Em seu voto, o diretor da autarquia e relator do caso, Marcos Pinto, afirma ser "óbvio que a incorporação beneficia o controlador de modo distinto dos demais, o que é suficiente para caracterizar o benefício particular". A Lei das S.As determina que caso haja alguma vantagem desse tipo, o beneficiado não pode votar na assembleia sobre a questão. "Embora cada acionista tenha interesse em definir uma relação de troca mais favorável para si próprio, apenas o controlador está recebendo tratamento especial", escreve ele. Daí, a conclusão do colegiado.
Pinto enfatiza, em seu voto, ser natural que a preocupação da incorporadora seja com o valor total do negócio e não com sua divisão. Já os controladores também tendem a, naturalmente, buscar um preço melhor para sua posição, enquanto que os minoritários podem ficar de fora do debate.
O ex-presidente da CVM Luiz Leonardo Cantidiano é um crítico do argumento do benefício particular. Por isso, vê com ressalvas a decisão, numa avaliação preliminar. Contudo, acredita que há espaço para debater, especialmente, a diferença de tratamento entre as ordinárias dos controladores e dos minoritários.

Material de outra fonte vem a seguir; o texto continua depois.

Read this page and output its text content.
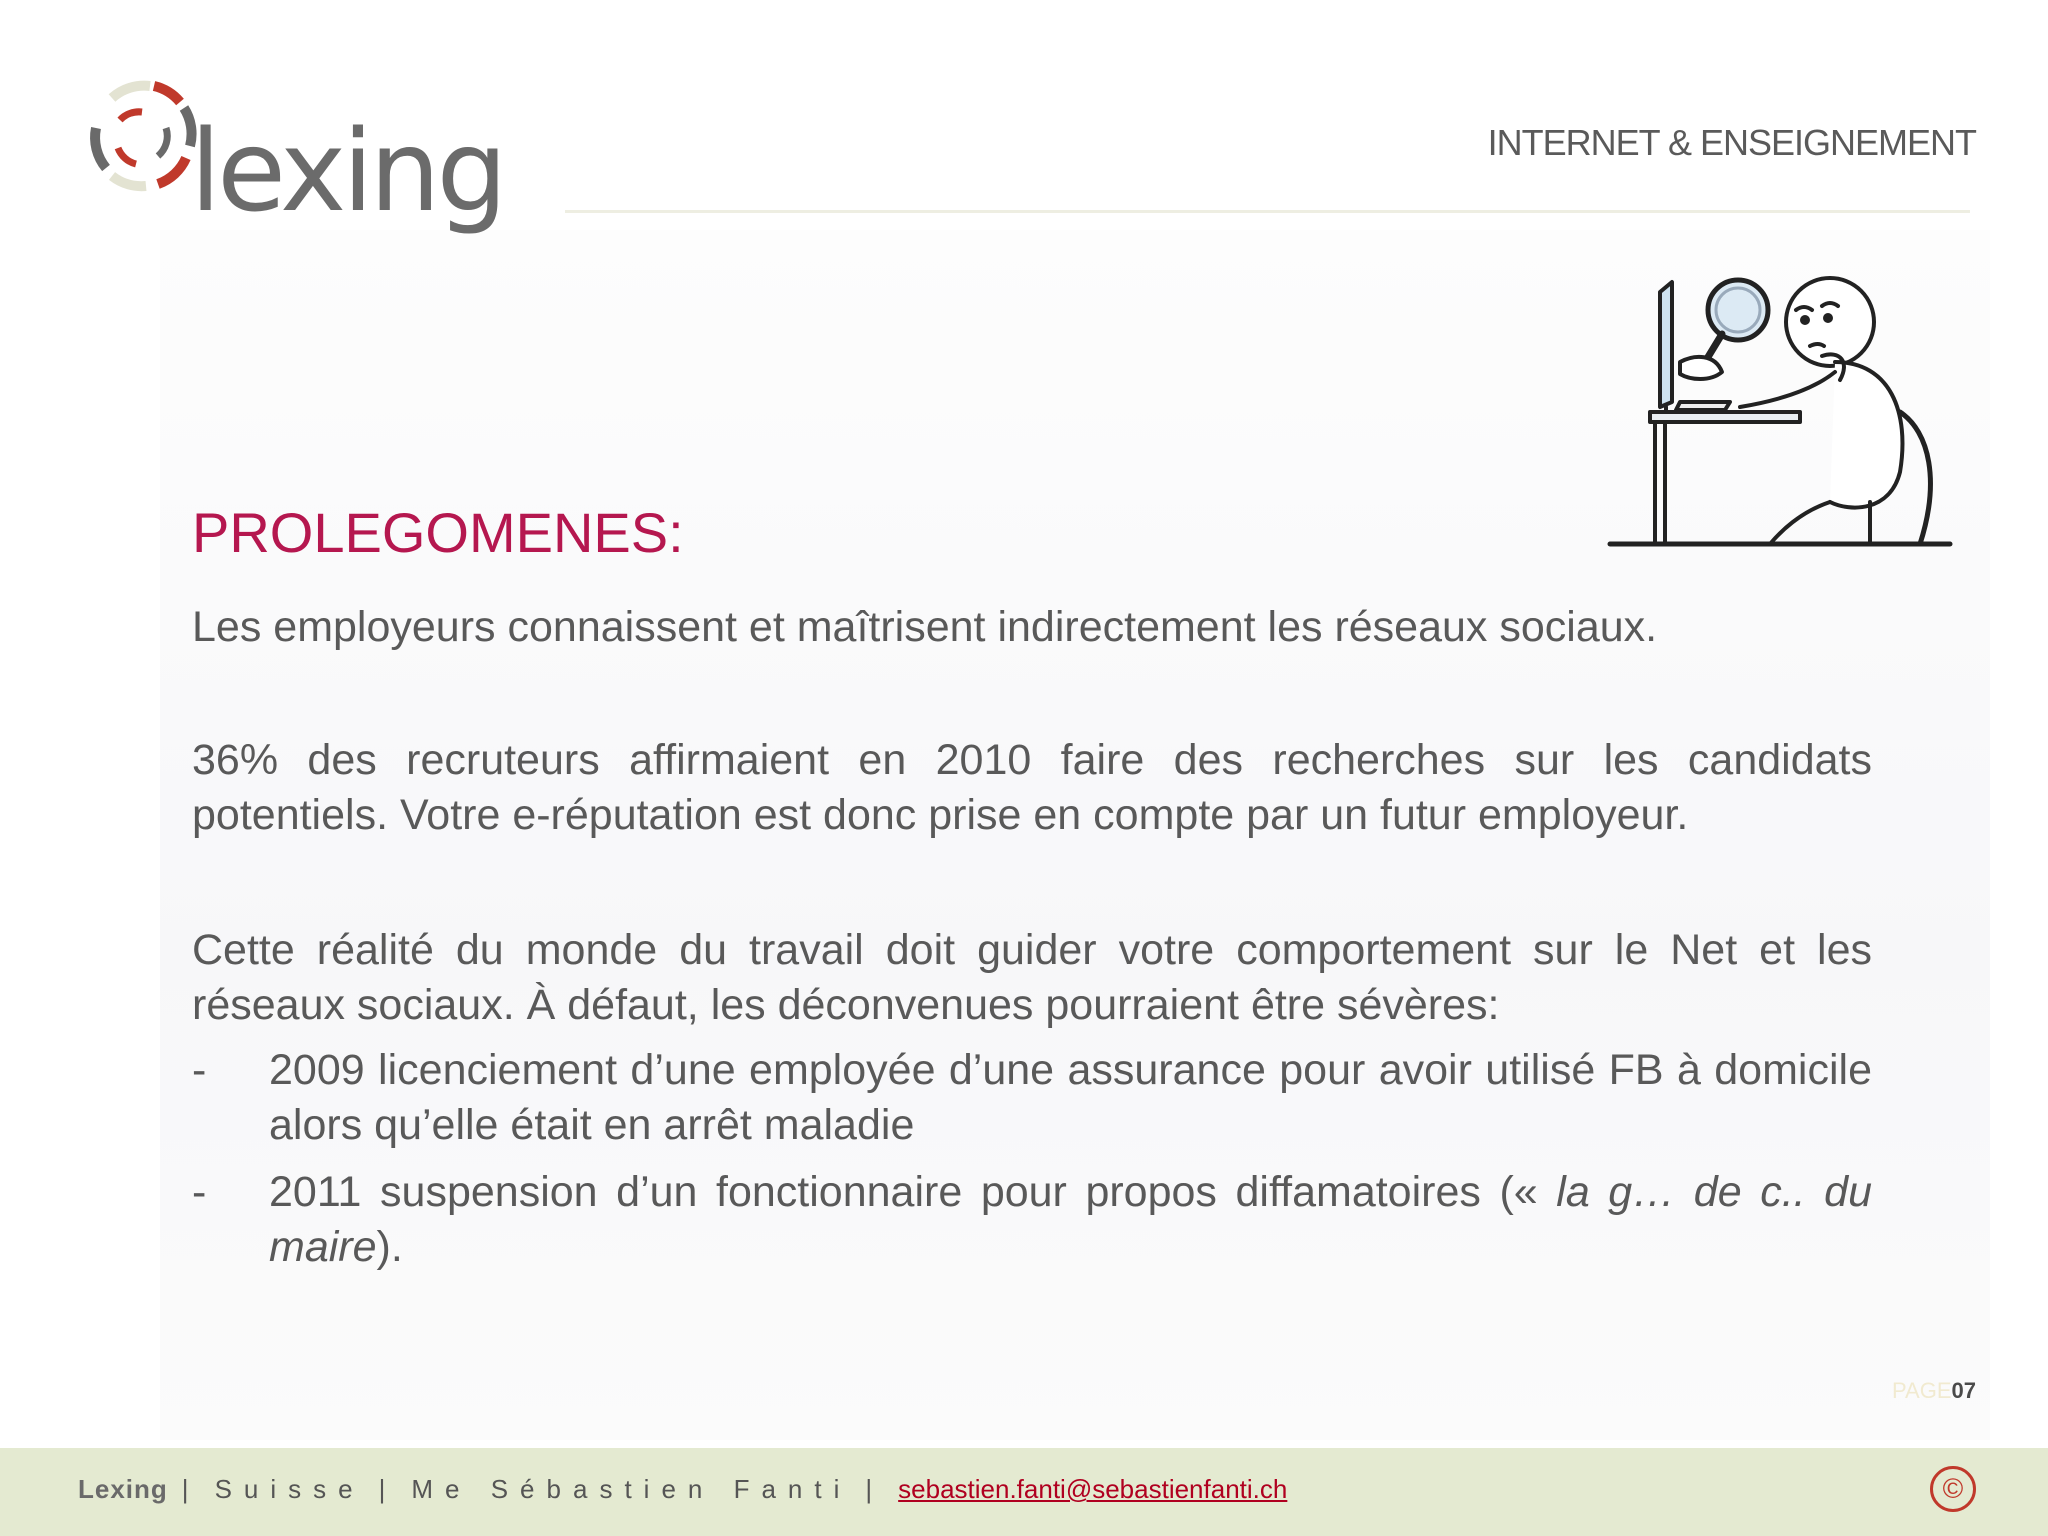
lexing	INTERNET & ENSEIGNEMENT
PROLEGOMENES:

Les employeurs connaissent et maîtrisent indirectement les réseaux sociaux.

36% des recruteurs affirmaient en 2010 faire des recherches sur les candidats potentiels. Votre e-réputation est donc prise en compte par un futur employeur.

Cette réalité du monde du travail doit guider votre comportement sur le Net et les réseaux sociaux. À défaut, les déconvenues pourraient être sévères:

- 2009 licenciement d’une employée d’une assurance pour avoir utilisé FB à domicile alors qu’elle était en arrêt maladie
- 2011 suspension d’un fonctionnaire pour propos diffamatoires (« la g… de c.. du maire).
PAGE07
Lexing | Suisse | Me Sébastien Fanti | sebastien.fanti@sebastienfanti.ch	©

Embora a decisão da autarquia atenda às queixas recentes, os investidores sabem que os conflitos não terminarão. "Criatividade sempre vai existir. Não dá para o regulador fazer regra pensando em quem não vai cumprir", pondera Rudge, da Leblon.
A linha do tempo das regras para operações mostra o equilíbrio das forças ao longo do tempo. No começo dos anos 2000, muitos controladores faziam ofertas pelas preferenciais no mercado, em busca de preço médio. Veio, então, a instrução regulando ofertas por ações e essas transações tornaram-se mais raras. Surgiram, então, as incorporações de controladas. Em setembro do ano passado, a CVM emitiu um parecer, com orientações para dar mais equilíbrio a tais transações. Na sequência, surgiram as incorporações como aquisições. A diferença é que, desta vez, a definição veio antes da concretização dos negócios.